Foxtrot Örgütü ve ‘SuperMario’ Bağlantısı
Savcılık iddianamesi ve soruşturma belgeleri, olayların arkasında İsveç’in en tehlikeli organize suç örgütlerinden biri olarak gösterilen Foxtrot’un olduğunu işaret ediyor. ‘SuperMario’ takma adlı kişinin bu örgüt adına hareket ettiği ve kız çocuklarını uzaktan yönlendirdiği iddia ediliyor. 14 yaşındaki kızın ifadesi de bu bağlantıyı doğrular nitelikte. Kız, SuperMario’nun Foxtrot’a bağlı olduğunu ve yurtdışında bulunduğunu bildiğini, saldırıların ise bir çete savaşı kapsamında “intikam” amacı taşıdığını polise anlattı. Ayrıca, el bombası kullanmayı internette izlediği videolardan öğrendiğini itiraf etti.
Mahkeme Salonundaki İtiraflar ve Pişmanlıklar
Göteborg Mahkemesi’nde yargılanan 16 ve 17 yaşındaki sanıklar, genel güvenliği ağır tehlikeye sokma, ağır tehdit ve patlayıcı maddeler yasasına muhalefet suçlamalarıyla karşı karşıya. Her iki sanık da olaylara katıldıklarını kabul etmekle birlikte, avukatları suçlamaların hukuki nitelendirmesine itiraz ediyor.
Kız çocuklarının ifadelerinde ortak bir tema ise derin pişmanlık duydukları yönünde. 17 yaşındaki kız, saldırıdan sonra günlerce ağladığını ve yoğun kaygı yaşadığını anlatırken, 16 yaşındaki kız ise kendisini organize eden SuperMario tarafından tehdit edildiğini öne sürdü.
Sonuç: Organize Suçun Yeni Yüzü ve Hukukun Sınavı
Bu vaka, İsveç’teki organize suç örgütlerinin faaliyetlerini sürdürmek için giderek daha genç ve cezai ehliyeti sınırlı bireyleri nasıl kullandığının çarpıcı bir örneği. Şifreli iletişim araçları, uzaktan yönetim ve finansal ödüller, çocukları ve gençleri suça sürüklemek için kullanılan yöntemler olarak öne çıkıyor.

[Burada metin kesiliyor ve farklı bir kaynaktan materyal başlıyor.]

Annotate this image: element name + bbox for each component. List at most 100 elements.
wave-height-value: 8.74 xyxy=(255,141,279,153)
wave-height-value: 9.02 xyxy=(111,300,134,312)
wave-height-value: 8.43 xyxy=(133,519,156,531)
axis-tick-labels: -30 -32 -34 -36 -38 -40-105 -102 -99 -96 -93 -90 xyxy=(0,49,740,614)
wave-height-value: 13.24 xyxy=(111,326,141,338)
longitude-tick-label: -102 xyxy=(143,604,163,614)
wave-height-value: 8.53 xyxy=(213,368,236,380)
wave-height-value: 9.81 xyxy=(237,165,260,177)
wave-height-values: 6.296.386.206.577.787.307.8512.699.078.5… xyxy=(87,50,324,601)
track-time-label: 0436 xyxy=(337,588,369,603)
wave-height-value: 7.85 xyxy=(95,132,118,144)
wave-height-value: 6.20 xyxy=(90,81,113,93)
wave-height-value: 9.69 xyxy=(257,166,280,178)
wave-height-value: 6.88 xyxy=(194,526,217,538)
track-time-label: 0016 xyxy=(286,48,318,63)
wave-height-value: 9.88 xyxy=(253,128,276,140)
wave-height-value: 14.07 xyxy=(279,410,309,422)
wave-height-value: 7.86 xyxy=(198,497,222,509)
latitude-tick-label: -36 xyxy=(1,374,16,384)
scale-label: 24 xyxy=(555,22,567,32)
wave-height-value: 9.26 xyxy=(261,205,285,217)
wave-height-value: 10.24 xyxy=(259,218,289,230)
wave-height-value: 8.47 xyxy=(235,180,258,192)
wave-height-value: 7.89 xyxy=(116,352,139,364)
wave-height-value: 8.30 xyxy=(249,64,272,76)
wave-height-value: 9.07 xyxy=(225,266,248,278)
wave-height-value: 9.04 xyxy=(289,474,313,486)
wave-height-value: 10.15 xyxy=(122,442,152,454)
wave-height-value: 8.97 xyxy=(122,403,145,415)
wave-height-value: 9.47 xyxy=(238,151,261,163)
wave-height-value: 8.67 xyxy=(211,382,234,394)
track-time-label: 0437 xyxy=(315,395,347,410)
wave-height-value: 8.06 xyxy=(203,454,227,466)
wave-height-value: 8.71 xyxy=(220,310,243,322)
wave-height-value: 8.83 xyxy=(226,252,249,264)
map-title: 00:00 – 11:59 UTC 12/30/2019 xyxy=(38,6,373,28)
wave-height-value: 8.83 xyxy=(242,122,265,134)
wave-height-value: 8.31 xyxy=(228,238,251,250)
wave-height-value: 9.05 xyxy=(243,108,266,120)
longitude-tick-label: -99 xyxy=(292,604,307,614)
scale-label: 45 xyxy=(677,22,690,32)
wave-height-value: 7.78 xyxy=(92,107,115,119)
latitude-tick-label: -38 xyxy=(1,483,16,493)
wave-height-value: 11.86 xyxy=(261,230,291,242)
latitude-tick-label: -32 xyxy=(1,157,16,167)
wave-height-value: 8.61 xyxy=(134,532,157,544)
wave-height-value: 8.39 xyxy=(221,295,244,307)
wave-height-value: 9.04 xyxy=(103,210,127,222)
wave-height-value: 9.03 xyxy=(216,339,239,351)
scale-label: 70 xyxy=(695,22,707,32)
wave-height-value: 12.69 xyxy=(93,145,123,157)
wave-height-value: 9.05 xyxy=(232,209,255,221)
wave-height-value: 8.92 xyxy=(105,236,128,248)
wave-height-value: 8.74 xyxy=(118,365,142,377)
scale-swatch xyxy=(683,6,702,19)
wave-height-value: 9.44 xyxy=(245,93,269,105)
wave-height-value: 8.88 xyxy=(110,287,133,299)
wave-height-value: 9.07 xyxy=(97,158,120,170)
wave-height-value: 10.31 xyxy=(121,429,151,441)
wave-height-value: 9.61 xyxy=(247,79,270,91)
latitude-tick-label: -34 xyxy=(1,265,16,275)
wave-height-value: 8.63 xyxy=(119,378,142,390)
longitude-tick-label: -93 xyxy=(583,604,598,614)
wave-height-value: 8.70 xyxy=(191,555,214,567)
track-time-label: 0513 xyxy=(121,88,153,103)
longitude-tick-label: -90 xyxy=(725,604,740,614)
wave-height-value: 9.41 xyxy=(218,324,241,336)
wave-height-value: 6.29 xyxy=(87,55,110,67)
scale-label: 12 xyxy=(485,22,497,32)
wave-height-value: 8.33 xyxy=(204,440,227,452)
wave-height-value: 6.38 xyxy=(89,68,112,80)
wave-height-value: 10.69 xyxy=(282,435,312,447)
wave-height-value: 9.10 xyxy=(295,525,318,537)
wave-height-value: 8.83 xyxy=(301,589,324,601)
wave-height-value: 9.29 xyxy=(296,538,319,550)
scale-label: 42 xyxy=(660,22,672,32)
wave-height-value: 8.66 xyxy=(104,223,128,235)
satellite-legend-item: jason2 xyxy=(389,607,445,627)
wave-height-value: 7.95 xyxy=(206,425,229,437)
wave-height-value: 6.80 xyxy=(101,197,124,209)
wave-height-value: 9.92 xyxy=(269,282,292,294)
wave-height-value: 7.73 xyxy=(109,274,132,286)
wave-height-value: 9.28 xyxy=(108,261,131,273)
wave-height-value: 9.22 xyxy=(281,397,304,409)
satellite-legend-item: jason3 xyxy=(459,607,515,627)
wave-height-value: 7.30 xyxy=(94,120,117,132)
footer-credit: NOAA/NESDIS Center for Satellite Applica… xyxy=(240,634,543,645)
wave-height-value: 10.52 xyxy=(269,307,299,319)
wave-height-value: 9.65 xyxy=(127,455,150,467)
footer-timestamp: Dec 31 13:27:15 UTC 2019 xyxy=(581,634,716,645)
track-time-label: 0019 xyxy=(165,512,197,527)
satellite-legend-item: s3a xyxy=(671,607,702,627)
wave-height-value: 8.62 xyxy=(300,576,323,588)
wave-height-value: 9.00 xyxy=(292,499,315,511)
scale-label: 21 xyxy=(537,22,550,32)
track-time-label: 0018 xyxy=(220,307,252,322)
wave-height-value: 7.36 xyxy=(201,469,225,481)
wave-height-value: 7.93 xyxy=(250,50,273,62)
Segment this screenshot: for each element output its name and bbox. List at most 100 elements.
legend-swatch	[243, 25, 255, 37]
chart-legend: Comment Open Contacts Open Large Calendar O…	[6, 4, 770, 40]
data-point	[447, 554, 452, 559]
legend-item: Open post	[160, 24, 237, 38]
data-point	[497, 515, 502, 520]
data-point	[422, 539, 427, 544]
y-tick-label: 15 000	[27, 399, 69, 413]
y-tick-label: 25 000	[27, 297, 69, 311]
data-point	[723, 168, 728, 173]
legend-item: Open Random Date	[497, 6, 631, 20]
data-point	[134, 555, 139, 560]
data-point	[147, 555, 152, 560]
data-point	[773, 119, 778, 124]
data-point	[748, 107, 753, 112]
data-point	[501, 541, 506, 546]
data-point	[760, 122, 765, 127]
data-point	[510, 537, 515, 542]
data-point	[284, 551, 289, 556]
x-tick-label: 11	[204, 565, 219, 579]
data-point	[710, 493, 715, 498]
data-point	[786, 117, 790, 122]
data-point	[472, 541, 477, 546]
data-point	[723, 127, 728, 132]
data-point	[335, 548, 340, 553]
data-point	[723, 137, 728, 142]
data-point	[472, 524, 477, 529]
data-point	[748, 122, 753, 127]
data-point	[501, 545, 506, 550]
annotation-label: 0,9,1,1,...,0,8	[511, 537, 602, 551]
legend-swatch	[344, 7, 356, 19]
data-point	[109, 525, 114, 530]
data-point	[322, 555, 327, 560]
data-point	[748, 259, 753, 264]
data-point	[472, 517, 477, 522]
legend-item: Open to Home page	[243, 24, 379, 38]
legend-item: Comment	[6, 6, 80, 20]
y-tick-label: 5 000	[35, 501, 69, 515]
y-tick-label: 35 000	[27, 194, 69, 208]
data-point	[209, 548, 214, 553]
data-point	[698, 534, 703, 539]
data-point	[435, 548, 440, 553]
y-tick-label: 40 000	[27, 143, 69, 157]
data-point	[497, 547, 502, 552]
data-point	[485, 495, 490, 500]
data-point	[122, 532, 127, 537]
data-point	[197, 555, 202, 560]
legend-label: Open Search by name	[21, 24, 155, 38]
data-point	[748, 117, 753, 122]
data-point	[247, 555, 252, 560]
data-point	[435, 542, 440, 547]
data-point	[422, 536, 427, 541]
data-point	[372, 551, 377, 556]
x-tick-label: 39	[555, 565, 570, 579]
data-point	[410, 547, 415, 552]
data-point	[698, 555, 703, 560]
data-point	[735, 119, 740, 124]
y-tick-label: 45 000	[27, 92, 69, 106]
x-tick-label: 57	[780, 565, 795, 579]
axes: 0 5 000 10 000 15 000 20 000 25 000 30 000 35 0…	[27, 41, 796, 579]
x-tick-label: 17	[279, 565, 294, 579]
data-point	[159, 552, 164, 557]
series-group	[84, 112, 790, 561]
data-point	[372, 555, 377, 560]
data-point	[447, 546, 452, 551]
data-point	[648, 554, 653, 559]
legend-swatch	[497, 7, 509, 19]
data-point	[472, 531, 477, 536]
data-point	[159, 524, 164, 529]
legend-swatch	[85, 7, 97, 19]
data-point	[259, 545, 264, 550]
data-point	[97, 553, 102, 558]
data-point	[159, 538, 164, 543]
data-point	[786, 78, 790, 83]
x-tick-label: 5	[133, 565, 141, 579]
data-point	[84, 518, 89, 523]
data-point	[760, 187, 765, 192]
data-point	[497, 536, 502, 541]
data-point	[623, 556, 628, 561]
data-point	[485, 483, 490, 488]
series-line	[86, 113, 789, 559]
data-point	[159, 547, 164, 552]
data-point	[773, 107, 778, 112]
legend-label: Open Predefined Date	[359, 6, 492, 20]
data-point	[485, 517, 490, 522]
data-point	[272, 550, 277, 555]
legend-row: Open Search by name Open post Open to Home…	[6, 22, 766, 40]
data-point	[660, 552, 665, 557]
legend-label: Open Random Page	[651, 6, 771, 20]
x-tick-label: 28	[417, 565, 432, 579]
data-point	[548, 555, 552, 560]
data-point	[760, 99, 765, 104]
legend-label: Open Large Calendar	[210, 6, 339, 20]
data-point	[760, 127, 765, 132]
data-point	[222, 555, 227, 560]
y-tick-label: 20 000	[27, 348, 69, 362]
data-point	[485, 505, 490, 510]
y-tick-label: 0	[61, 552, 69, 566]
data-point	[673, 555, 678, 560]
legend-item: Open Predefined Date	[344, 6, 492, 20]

Diğer yandan, İsveç hukuk sisteminin, 14 yaşında bir çocuk hakkında ceza davası açamayınca başvurduğu “kanıt davası” (bevistalan) uygulaması da dikkat çekiyor. Bu dava, çocuğun gelecekteki sosyal yardım ve gözetim süreçleri için delil oluşturmanın yanı sıra, olayın tüm boyutlarını resmi olarak belgeleme amacını taşıyor. Göteborg’daki bu mahkeme süreci, sadece üç gencin değil, modern suç örgütlerinin taktikleri ve çocuk suçluluğu ile mücadelede hukukun sınırlarının da yargılandığı bir dava haline geldi.